Volvo CE reports dip in machine sales
First publishedon www.WorldHighways.com
Volvo CE reports a drop in machine sales of 9% in the third quarter as market demand drops. The company says that it is facing a weakening total market, which was down 11% in the year to August. This has also been combined with increased price competition and has put pressure on its third quarter sales and earnings. The company says it has reacted quickly to a slowing global market by slowing the rate of production in its factories and reducing the number of machines held in stock at its dealerships. This put pressure on earnings in the third quarter of 2012, as did increased price competition and a less favourable geographical and product mix, which saw fewer larger machines sold, particularly to the weakened mining sector.
Net sales in the three months of July-September decreased by 9% to US$1.982 billion, compared with $2.1756 billion in the previous year. Adjusted for currency movements, net sales were down by 8% during the period. Order intake was also affected, with the value of the order book at September 30 being 24% lower than on the same date in 2011.

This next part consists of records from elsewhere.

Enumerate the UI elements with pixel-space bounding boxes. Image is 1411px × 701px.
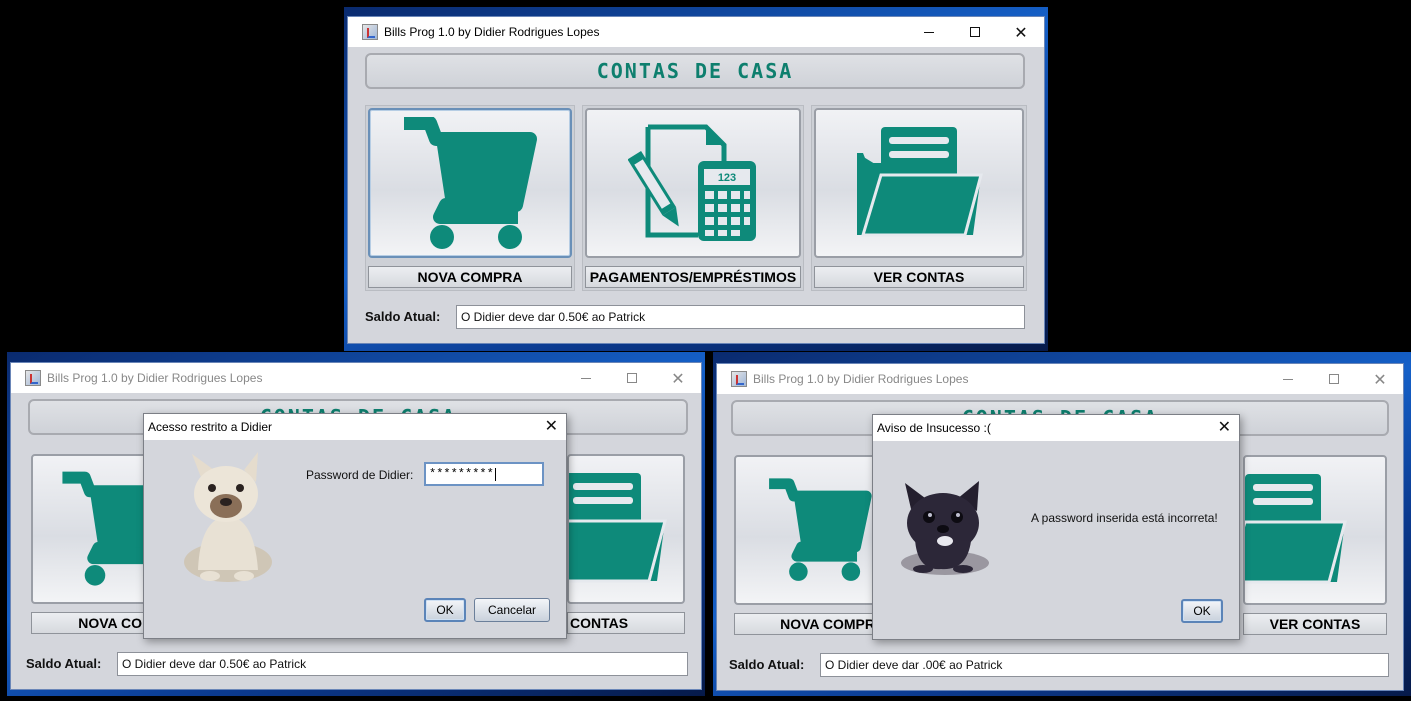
folder-icon [857,127,983,237]
minimize-button[interactable] [906,17,952,47]
password-value: ********* [429,467,494,481]
sad-dog-photo-icon [901,481,989,575]
window-title: Bills Prog 1.0 by Didier Rodrigues Lopes [753,372,969,386]
maximize-icon [970,27,980,37]
password-input[interactable]: ********* [424,462,544,486]
maximize-icon [1329,374,1339,384]
saldo-field[interactable]: O Didier deve dar 0.50€ ao Patrick [117,652,688,676]
desktop-top: Bills Prog 1.0 by Didier Rodrigues Lopes… [344,7,1048,351]
title-bar[interactable]: Bills Prog 1.0 by Didier Rodrigues Lopes… [348,17,1044,47]
text-caret [494,467,496,481]
minimize-icon [924,31,934,33]
document-calculator-icon: 123 [628,124,756,241]
close-icon: ✕ [1217,417,1231,436]
dialog-title: Aviso de Insucesso :( [873,415,1239,441]
cart-icon [404,117,537,249]
maximize-button[interactable] [609,363,655,393]
maximize-button[interactable] [1311,364,1357,394]
window-title: Bills Prog 1.0 by Didier Rodrigues Lopes [47,371,263,385]
ver-contas-label[interactable]: VER CONTAS [1243,613,1387,635]
java-app-icon [25,370,41,386]
java-app-icon [731,371,747,387]
nova-compra-label[interactable]: NOVA COMPRA [368,266,572,288]
cart-icon [769,478,872,581]
desktop-bottom-left: Bills Prog 1.0 by Didier Rodrigues Lopes… [7,352,705,696]
ver-contas-label[interactable]: CONTAS [567,612,685,634]
minimize-button[interactable] [1265,364,1311,394]
pagamentos-label[interactable]: PAGAMENTOS/EMPRÉSTIMOS [585,266,801,288]
minimize-icon [1283,378,1293,380]
close-button[interactable]: ✕ [998,17,1044,47]
window-title: Bills Prog 1.0 by Didier Rodrigues Lopes [384,25,600,39]
folder-icon [1245,474,1347,584]
login-dialog: Acesso restrito a Didier ✕ Password de D… [143,413,567,639]
dog-photo-icon [184,452,272,582]
saldo-field[interactable]: O Didier deve dar 0.50€ ao Patrick [456,305,1025,329]
close-button[interactable]: ✕ [655,363,701,393]
nova-compra-label[interactable]: NOVA CO [31,612,145,634]
close-icon: ✕ [544,416,558,435]
dialog-close-button[interactable]: ✕ [1218,417,1231,436]
ver-contas-label[interactable]: VER CONTAS [814,266,1024,288]
ok-button[interactable]: OK [1181,599,1223,623]
title-bar[interactable]: Bills Prog 1.0 by Didier Rodrigues Lopes… [717,364,1403,394]
main-window: Bills Prog 1.0 by Didier Rodrigues Lopes… [347,16,1045,344]
title-bar[interactable]: Bills Prog 1.0 by Didier Rodrigues Lopes… [11,363,701,393]
saldo-label: Saldo Atual: [365,309,441,324]
nova-compra-button[interactable] [368,108,572,258]
svg-text:123: 123 [718,172,736,184]
dialog-title: Acesso restrito a Didier [144,414,566,440]
ver-contas-button[interactable] [567,454,685,604]
saldo-field[interactable]: O Didier deve dar .00€ ao Patrick [820,653,1389,677]
maximize-button[interactable] [952,17,998,47]
maximize-icon [627,373,637,383]
ver-contas-button[interactable] [814,108,1024,258]
nova-compra-button[interactable] [734,455,876,605]
nova-compra-label[interactable]: NOVA COMPR [734,613,876,635]
banner-title: CONTAS DE CASA [365,53,1025,89]
java-app-icon [362,24,378,40]
error-dialog: Aviso de Insucesso :( ✕ A password inser… [872,414,1240,640]
saldo-label: Saldo Atual: [729,657,805,672]
dialog-close-button[interactable]: ✕ [545,416,558,435]
error-message: A password inserida está incorreta! [1031,511,1218,525]
close-icon: ✕ [1373,369,1387,389]
close-button[interactable]: ✕ [1357,364,1403,394]
cancel-button[interactable]: Cancelar [474,598,550,622]
saldo-label: Saldo Atual: [26,656,102,671]
minimize-button[interactable] [563,363,609,393]
minimize-icon [581,377,591,379]
password-label: Password de Didier: [306,468,414,482]
pagamentos-button[interactable]: 123 [585,108,801,258]
ver-contas-button[interactable] [1243,455,1387,605]
ok-button[interactable]: OK [424,598,466,622]
close-icon: ✕ [671,368,685,388]
folder-icon [569,473,667,583]
close-icon: ✕ [1014,22,1028,42]
desktop-bottom-right: Bills Prog 1.0 by Didier Rodrigues Lopes… [713,352,1411,696]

This slowdown of global demand in the third quarter of 2012 also weighed on profitability, with operating income at $97 million down from $214.7 million reported in the same period the year before. This also hit Volvo CE’s operating margin, which at 4.9% was below the 9.9% achieved in Q3 2011.
“The lower economic activity and the uncertainty about the future are impacting customers’ willingness to invest in new equipment,” said Pat Olney, president of Volvo CE. “As a consequence we have reduced production in our facilities and managed to reduce both our own inventories and those at our dealers.”
Market conditions for the full year 2012 show few signs of change in the short term.
The European market is expected to be down by 0-10%, while North America is expected to increase by between 15-25%. South America meanwhile is still on course to rise by between 0-10% and Asia (excluding China) remains expected to rise by between 0-10%. Demand in China itself is projected to fall in 2012 by between 25-35%, down further from the 15-25% previously forecast.